Les vins jaunes sont produits à partir du cépage savagnin. Le raisin est vendangé surmûri (voire atteint de pourriture noble) durant la seconde quinzaine d'octobre, puis son moût est vinifié en vin blanc sec. Le vin de base titre autour de 12% vol. d'alcool. Le vin est vinifié et élevé pendant 6 ans 3 mois en barriques de 228 litres ayant généralement déjà contenu du vin jaune (afin de favoriser l'ensemencement en levures de voile), et sans ouillage.

Traditionnellement, c'était par le seul effet de l'évaporation qu'un creux rempli d'air apparaissait dans le haut de la barrique, à la faveur duquel se formait progressivement à la surface du vin un voile de levures qui oxydait progressivement l'éthanol en éthanal.
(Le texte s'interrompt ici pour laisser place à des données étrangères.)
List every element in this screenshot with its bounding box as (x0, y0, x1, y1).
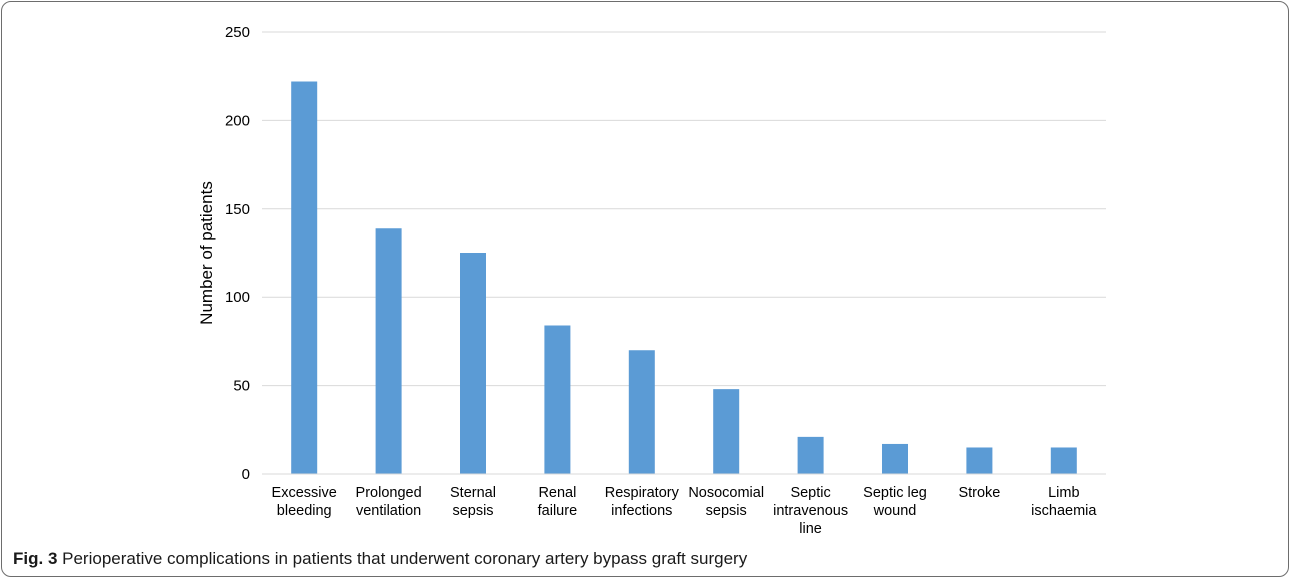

Mais le risque d'une contamination bactériologique et d'apparition d'acidité volatile restait grand car la génération spontanée du voile était très irrégulière et le faible taux d'alcool du vin jaune n'a pas le même effet protecteur que chez le Xérès.

C'est pour pallier ces inconvénients qu'aujourd'hui un ensemencement en bactéries de voile est souvent pratiqué et qu'un creux est ménagé dès le remplissage du fût, sans attendre qu'il se forme naturellement par évaporation.

Le maintien d'une température basse de 12 à 13 ° C permet également de limiter les déviations bactériennes, même si, dans la pratique, la température de la cave peut varier en fonction des saisons de 5 à 30° C, produisant une succession de voiles différents.

Les vins jaunes du Jura sont caractérisés par leur très forte teneur en éthanal (jusqu'à 700 mg/l) et en sotolon (composé aromatique caractéristique des vins de type rancio), par leur couleur jaune soutenue, et par leurs caractères organoleptiques réductifs extrêmement prononcés (noix, noisette, amande, pain grillé, miel, cannelle, vanille, caramel, pain d'épices, céleri, curry).

Il est embouteillé dans une bouteille spéciale, appelée « clavelin », d'une contenance de 62 cl (particularité due au fait qu'au bout de 6 ans 3 mois, la part des anges a fait perdre au vin jaune 38 cl par litre). Le caractère oxydé du vin jaune lui confère une excellente capacité d'évolution à la garde, jusqu'à plus de 30 ans.